The U.S. Bureau of Labor Statistics actually compiles six simultaneous unemployment rates, from the U-1 (persons unemployed 15 weeks or longer) to the U-3 (total unemployed as a percent of the civilian labor force — the definition used for the official unemployment rate) to the U-6 (total unemployed, plus total employed part-time for economic reasons, plus those who’ve given up looking for work). And as you might expect, for the four quarters ending in June 2014, Nevada again reported among the highest rates in the country for all six measures of unemployment. Nevada’s rates ranged from a U-2 of 4.8 percent to a U-6 of 16.2 percent, with the official U-3 rate at 8.8 percent — besting only highly regulated Rhode Island’s 8.9.
But Americans have always been a people who see the glass half-full, who would rather concentrate on the possibilities of the future.

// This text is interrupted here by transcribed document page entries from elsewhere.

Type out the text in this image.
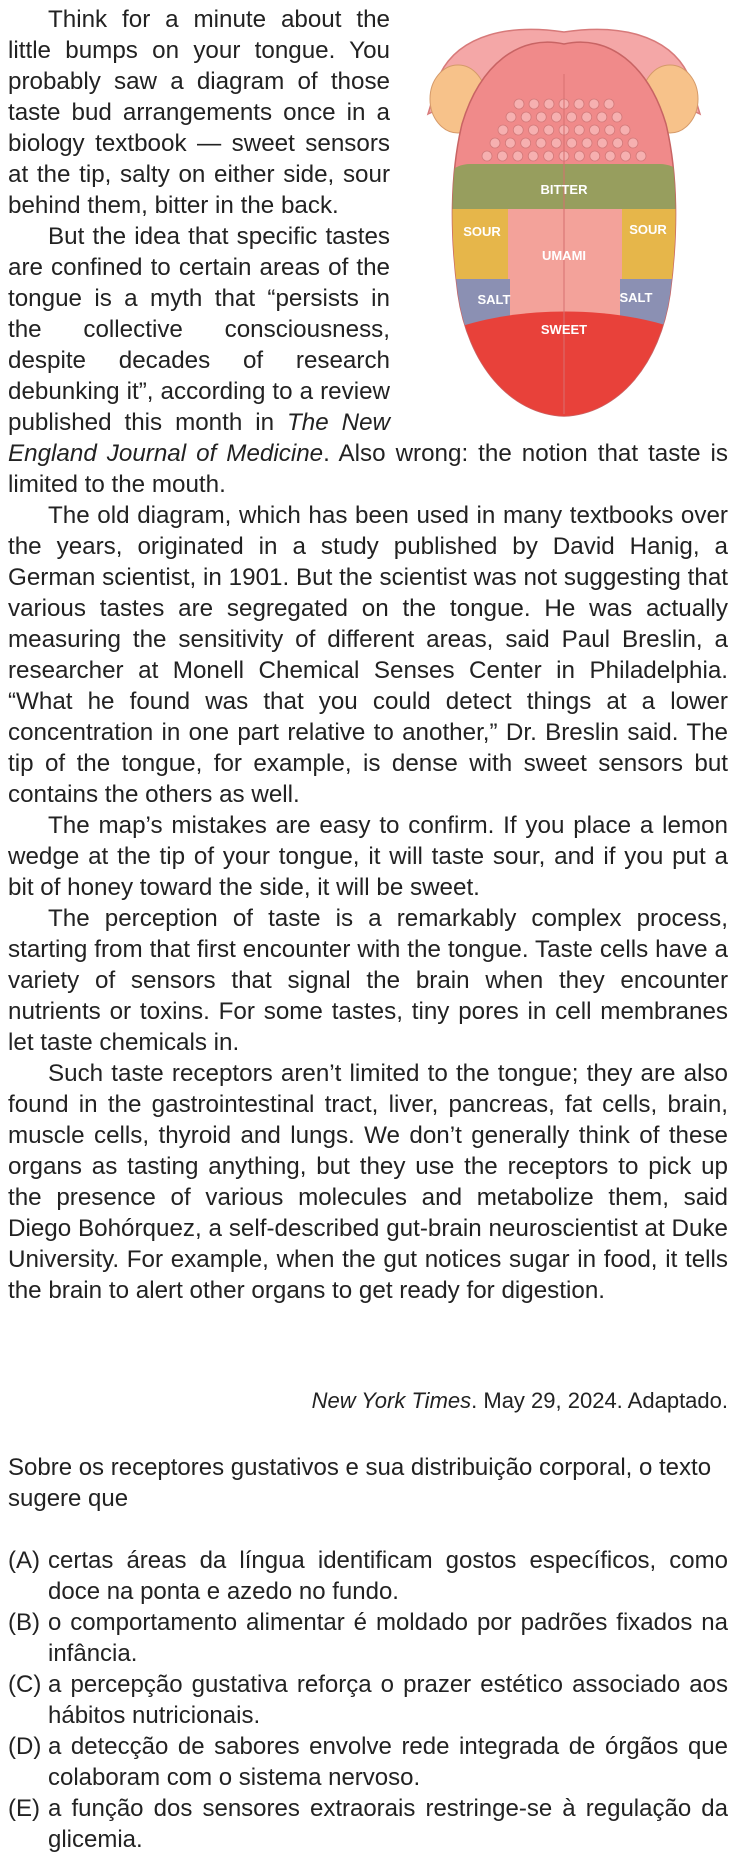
BITTER
SOUR	SOUR
UMAMI
SALT	SALT
SWEET

Think for a minute about the little bumps on your tongue. You probably saw a diagram of those taste bud arrangements once in a biology textbook — sweet sensors at the tip, salty on either side, sour behind them, bitter in the back.

But the idea that specific tastes are confined to certain areas of the tongue is a myth that “persists in the collective consciousness, despite decades of research debunking it”, according to a review published this month in The New England Journal of Medicine. Also wrong: the notion that taste is limited to the mouth.

The old diagram, which has been used in many textbooks over the years, originated in a study published by David Hanig, a German scientist, in 1901. But the scientist was not suggesting that various tastes are segregated on the tongue. He was actually measuring the sensitivity of different areas, said Paul Breslin, a researcher at Monell Chemical Senses Center in Philadelphia. “What he found was that you could detect things at a lower concentration in one part relative to another,” Dr. Breslin said. The tip of the tongue, for example, is dense with sweet sensors but contains the others as well.

The map’s mistakes are easy to confirm. If you place a lemon wedge at the tip of your tongue, it will taste sour, and if you put a bit of honey toward the side, it will be sweet.

The perception of taste is a remarkably complex process, starting from that first encounter with the tongue. Taste cells have a variety of sensors that signal the brain when they encounter nutrients or toxins. For some tastes, tiny pores in cell membranes let taste chemicals in.

Such taste receptors aren’t limited to the tongue; they are also found in the gastrointestinal tract, liver, pancreas, fat cells, brain, muscle cells, thyroid and lungs. We don’t generally think of these organs as tasting anything, but they use the receptors to pick up the presence of various molecules and metabolize them, said Diego Bohórquez, a self-described gut-brain neuroscientist at Duke University. For example, when the gut notices sugar in food, it tells the brain to alert other organs to get ready for digestion.

New York Times. May 29, 2024. Adaptado.

Sobre os receptores gustativos e sua distribuição corporal, o texto sugere que

(A) certas áreas da língua identificam gostos específicos, como doce na ponta e azedo no fundo.
(B) o comportamento alimentar é moldado por padrões fixados na infância.
(C) a percepção gustativa reforça o prazer estético associado aos hábitos nutricionais.
(D) a detecção de sabores envolve rede integrada de órgãos que colaboram com o sistema nervoso.
(E) a função dos sensores extraorais restringe-se à regulação da glicemia.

That may be why America’s Labor Day differs from Europe’s.
“Disruption was to be part of the holiday” first announced in 1889 by the first Paris Congress of the Second Socialist International, reports Julia Vitullo-Martin, editor of “Breaking Away: The Future of Cities.”
“And there was no notion that anyone but workers would participate — certainly not owners or capitalists.”
No one should suggest the American struggle to gain recognition for the right of workers to organize was a mere walk in the park. Compared with Europe, however, things in America proceeded in a generally more conciliatory vein.
Matthew Maguire, a machinist from Paterson, N.J., and Peter J. McGuire, a New York City carpenter, were instrumental in staging the first Labor Day parade in New York City in September 1882. No heads were broken. And by 1894, President Grover Cleveland had signed a bill making Labor Day a national holiday.
It may be this notion — that a celebration of labor and the fruits of our labors is an appropriate undertaking for Americans of all classes and political persuasions — that allowed America’s holiday to be marked with “picnics, parades, baseball games … and a few mild speeches,” rather than “clashes between cops and workers,” Ms. Vitullo-Martin theorizes.
Europe’s socialist labor movement assumed a Manichaean duality: Workers were good, employers evil.
In America, on the other hand, union pioneer George Meany advised his brethren to avoid divisive, partisan politics. Average American workers realized early on that their energy and creativity could increase the value of their employer’s product, often making the difference between whether a company succeeded or failed.
Thus the inevitable decline of the old-style, confrontational union in the private arena. The collapse of bureaucratized socialism around the world stands in stark contrast to the material health and well-being of the lowliest worker in a free, capitalist society, even in a bad year — a well-being undreamed of by even the elite of previous generations.
That’s why we Americans can be proud of our work, setting aside a weekend each year not just for a last summer fling, but also to honor what we and our forebears have built — and the labor it took to get it done.